Real Estate demands outpace the supply
Since the start of the COVID-19 pandemic, real estate prices in the Park City area have hit the stratosphere, while the number of homes for sale remains at record low levels.
Park City Board of Realtors President Mark Jacobsen said there are no homes listed inside Park City town limits under $2.5 million. Only two are below $3 million.
"In the basin, there are six homes listed under 1.5. Four of them are located in Summit Park. And in Silver Springs, there's no homes under 2.5."
Jacobsen said that single-family home prices in Park City are up 48% in the past two years. The basin area is up 46%, with Heber prices up 58 %.
He gave an example of 27 properties under contract within 24 hours between Monday and Tuesday. Summit County's median home price is now $2.4 million. And new construction costs are at all-time highs, rising from $1,500 to $2,500 per square foot.

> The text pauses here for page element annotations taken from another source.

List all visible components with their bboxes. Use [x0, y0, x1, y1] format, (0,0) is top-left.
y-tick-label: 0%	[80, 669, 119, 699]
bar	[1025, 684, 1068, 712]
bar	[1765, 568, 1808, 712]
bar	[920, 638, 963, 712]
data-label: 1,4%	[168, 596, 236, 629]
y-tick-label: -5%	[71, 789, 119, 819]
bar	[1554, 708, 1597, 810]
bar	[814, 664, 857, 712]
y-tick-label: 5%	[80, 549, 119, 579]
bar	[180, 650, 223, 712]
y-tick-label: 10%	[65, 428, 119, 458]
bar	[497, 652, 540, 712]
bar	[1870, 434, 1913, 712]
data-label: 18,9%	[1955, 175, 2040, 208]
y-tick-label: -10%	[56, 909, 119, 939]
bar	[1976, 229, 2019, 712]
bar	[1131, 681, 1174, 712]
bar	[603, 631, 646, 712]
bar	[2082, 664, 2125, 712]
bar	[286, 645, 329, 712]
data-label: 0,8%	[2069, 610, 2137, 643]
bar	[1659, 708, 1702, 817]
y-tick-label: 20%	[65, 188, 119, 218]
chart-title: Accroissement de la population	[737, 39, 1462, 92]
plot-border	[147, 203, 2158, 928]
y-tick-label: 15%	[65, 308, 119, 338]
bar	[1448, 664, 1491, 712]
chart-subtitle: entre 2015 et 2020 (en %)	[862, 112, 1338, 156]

"It's pricing a lot of people out that we continue to have our issue of affordability here for everyone else. You know, like our teachers, and our firemen, city workers. It's kind of hard for our everyday people to buy houses here."
Jacobsen said Wasatch Back homes and condominium prices are still lower than other mountain towns. Still, with the resorts marketing Epic and Ikon passes, many are discovering the area.
"And when we talk about the new construction--the 1,500 to 3,000 (cost per square foot) you're looking at, you know, all these new high-end condos going up in Deer Valley, all the new stuff--Pendry and things that are out at the Canyons, we still have a better value than most of the other ski resorts. And then with our proximity to the airport, I think that's why we're seeing more and more people come here."
Condominiums in Old Town have increased their median price by 7% to $729,000, and the number of units sold is up 45%. Condo unit sales in Empire pass have tripled, with the median price over $3.3 million. Lower Deer Valley unit sales have doubled, with median pricing at 1.4 million. Condominiums throughout the basin have similar trends.
Jacobsen predicts the heated real estate market isn’t going away in the foreseeable future.